Let's talk about OurMine for a bit. "They" started around 2014 but really began gaining attention around 2015. It was originally ran by one person that went under the alias "abody" aka Abdulrahman Makki. This isn't false information or anything like OurMine themselves claim, this was confirmed when their site ourmine.ninja had the email email@example.com attached (and used on multiple social media platforms like Skype). As time went on, OurMine's very own Abody got owned and the group came out to claim he was no longer apart of OurMine. This is were things get interesting, OurMine was and has always been known for using broken English (the lack of spelling and speaking) and low profile attacks (essentially hacking random celebrity accounts using old passwords found in breaches). OurMine never was responsible for anything high profile. It's very possible that this isn't the same OurMine.
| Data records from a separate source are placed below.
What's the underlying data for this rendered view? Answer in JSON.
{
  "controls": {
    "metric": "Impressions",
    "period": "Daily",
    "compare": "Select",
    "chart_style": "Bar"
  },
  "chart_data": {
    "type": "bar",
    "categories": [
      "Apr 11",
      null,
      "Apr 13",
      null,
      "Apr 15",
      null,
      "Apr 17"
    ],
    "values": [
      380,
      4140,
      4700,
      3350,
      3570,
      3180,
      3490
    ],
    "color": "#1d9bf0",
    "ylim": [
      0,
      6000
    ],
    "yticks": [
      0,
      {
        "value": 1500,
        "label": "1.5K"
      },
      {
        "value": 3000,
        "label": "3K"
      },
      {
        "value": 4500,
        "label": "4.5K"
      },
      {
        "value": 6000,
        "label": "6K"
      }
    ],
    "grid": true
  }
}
You're probably asking why anyone would want to use OurMine's public image for notoriety, perhaps it’s to keep a low profile and direct attention elsewhere. Think about it, do you really think someone would go around wasting time typing "We are just testing your security!" on Jack Dorsey's twitter account? The potential that could have come out of these attacks is endless. I'm not influencing malicious intent what so ever but instead of defacing WikiLeaks, they could have easily re-made all the *@wikileaks.org emails to receive classified intelligence. When you can add or change DNS records, you can easily setup a CatchAll() system for email forwarding. You don't need access to the internal servers what so ever. And all the other hacks? There could have been some serious money made off just advertising material off the accounts. This type of tactic they are producing with the whole "We are just testing your security!" is nothing but skid rubbish.
On a side note, both Assange and WikiLeaks have made public statements about how this indeed did not compromise any WikiLeaks' servers, rather it just shows that our current DNS is insecure. Remember to always check if the SSL certificate matches the one on the site, and also keep in mind one of the most secure forms of DNS is that of which the Tor Project implements in its hidden service .onion sites.